Rodriguez’s predecessor, Jill Ravitch, who is now retired, criticized California Attorney General Rob Bonta for declining to take up the case.

The California Department of Justice is responsible for investigating law enforcement uses of force that result in death or serious injury of a civilian who is not armed with a deadly weapon.

Bonta decided the relevant state statute didn’t apply to the Pelaez-Chavez case, saying the man was holding a rock, which his office has labeled a deadly weapon, when Dietrick fired.

Family members dispute the belief Pelaez-Chavez posed any kind of threat or even that he held a rock at the time of the shooting.

“We want there to be justice so this doesn’t happen again to another family,” Alfredo Pelaez, another brother of David Pelaez-Chavez, said Saturday in his remarks to the crowd.

Pelaez-Chavez was an undocumented immigrant from the state of Oaxaca in Mexico, where his wife, mother and two young children still reside.

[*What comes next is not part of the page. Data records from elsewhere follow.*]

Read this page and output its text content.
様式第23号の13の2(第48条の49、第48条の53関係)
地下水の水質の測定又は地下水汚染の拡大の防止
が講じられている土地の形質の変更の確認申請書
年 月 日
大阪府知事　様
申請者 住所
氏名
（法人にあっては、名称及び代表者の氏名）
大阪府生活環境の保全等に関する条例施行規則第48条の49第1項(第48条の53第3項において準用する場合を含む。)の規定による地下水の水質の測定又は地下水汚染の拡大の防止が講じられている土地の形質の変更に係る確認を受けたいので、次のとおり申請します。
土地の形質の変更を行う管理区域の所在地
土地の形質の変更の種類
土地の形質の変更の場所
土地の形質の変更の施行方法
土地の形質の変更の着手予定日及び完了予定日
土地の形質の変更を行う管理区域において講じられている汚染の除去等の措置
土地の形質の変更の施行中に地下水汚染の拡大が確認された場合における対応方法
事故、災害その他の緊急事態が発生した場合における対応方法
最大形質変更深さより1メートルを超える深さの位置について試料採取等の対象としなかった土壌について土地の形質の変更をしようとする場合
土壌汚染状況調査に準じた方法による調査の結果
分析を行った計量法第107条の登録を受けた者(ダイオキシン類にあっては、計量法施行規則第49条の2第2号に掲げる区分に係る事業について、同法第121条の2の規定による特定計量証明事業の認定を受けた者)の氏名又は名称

Jose Pelaez told The Press Democrat on Saturday that authorities sought to paint his brother as a drug addict and “bad person,” but noted that it was Dietrick’s second fatal shooting on the job. The first came in 2016 when Dietrick served as an officer with the Clearlake Police Department.

The Lake County District Attorney determined Dietrick was justified in killing Joseph Louis Melvin, who had hit Dietrick with a foot-long steel flashlight as the officer tried to arrest him.

The family does not want Dietrick to remain a law enforcement officer, Pelaez said.

Dietrick, and the actions of his partner Deputy Anthony Powers, the second deputy involved in the chase, who fired his stun gun at Pelaez-Chavez at the same time Dietrick pulled the trigger of his handgun, are also the subject of two administrative reviews.

The Sheriff’s Office’s Internal Affairs investigators are conducting one in tandem with an outside investigation by Sonoma County’s Independent Office of Law Enforcement Review and Outreach. Those investigations began in May.

Pelaez-Chavez’s family have also sued the county in federal court.

In a news release, the North Bay Organizing Project said nine months have passed since the shooting, without any discipline for the officers or departmental policy changes.

“The delay threatens simultaneous accountability efforts by forcing all ongoing cases to proceed without complete information,“ the organization wrote.

Sheriff’s representatives did not respond to an emailed request for comment Sunday.